Saffy’s formidable bosom shifted with all the slow motion majesty of a John Woo gun fight. “Really, when you come right down to it, what’s the point of all this?” she asked, waving her hands around. “Each morning, we wake up. Drag ourselves to work. Suffer the indignity of being yelled at by fat ugly bosses. Get stressed with 300 emails and stupid deadlines. Go home and get ready to do it all again the next day. Oh, and we also get to take home five dollars a month! For what?” she added with great dissatisfaction.

“And at the rate the years are slipping by, 60 isn’t that far away!” Amanda said, stubbornly returning to her original point.

“60 doesn’t bother me at all!” Saffy huffed, though Amanda later said that was a bit rich coming from someone who’s been 29 for the past five years. “What does bother me is that I’m still going to be single at that age. How depressing would that be?”

What would be more depressing, I ventured, would be you weren’t single, but that you were shacked up with some Hong Kong movie star who insisted that no one knew the two of you were dating. Like how nobody knew Ronald Cheng and Charlene Choi had gotten divorced, when the greater shock was that no one had known they were married in the first place.

“Oh, yeah, those two weirdos!” Saffy said. “I’ll never understand that. And don’t get me started about that whole Fann Wong and Christopher Lee fandango. Why bother being attached if no one knows about it? I mean, isn’t the whole point of a boyfriend is so all those smug married couples can stop judging you?”

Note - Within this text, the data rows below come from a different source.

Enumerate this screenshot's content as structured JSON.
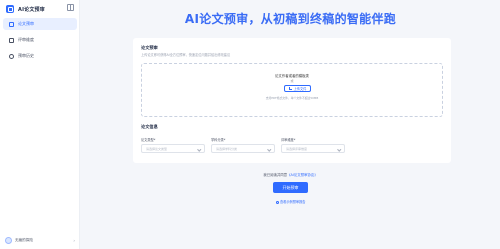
{
  "sidebar": {
    "logo_text": "AI论文预审",
    "items": [
      {
        "label": "论文预审",
        "active": true
      },
      {
        "label": "评审维度"
      },
      {
        "label": "预审历史"
      }
    ],
    "user": {
      "name": "无痕的探险"
    }
  },
  "main": {
    "hero": "AI论文预审，从初稿到终稿的智能伴跑",
    "upload_section": {
      "title": "论文预审",
      "subtitle": "上传论文即可获得AI全方位预审，快速定位问题并给出修改建议",
      "drop_title": "论文作者或者的模板类",
      "or": "或",
      "button": "上传文件",
      "hint": "支持PDF格式文件，单个文件不超过50MB"
    },
    "info_section": {
      "title": "论文信息",
      "fields": [
        {
          "label": "论文类型*",
          "placeholder": "请选择论文类型"
        },
        {
          "label": "学科分类*",
          "placeholder": "请选择学科分类"
        },
        {
          "label": "评审维度*",
          "placeholder": "请选择评审维度"
        }
      ]
    },
    "agreement_text": "我已阅读并同意",
    "agreement_link": "《AI论文预审协议》",
    "primary_button": "开始预审",
    "example_link": "查看示例预审报告"
  }
}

“And pitying you!” Amanda added.

Saffy sighed. “Ugh, I hate the pitying.”

Meanwhile, the bigger issue of how fast time is passing remains unsolvable. If Saffy and Amanda don’t want to wake up one day 60 and single, I don’t want to wake up one day realizing that I’d not done half the things I’ve always wanted to do. Like bungee jump. Learn how to ride a horse. Play the piano. Take part in a Bollywood dance number. Save the world.

And all because I spent the greater part of my life chained to a stupid desk.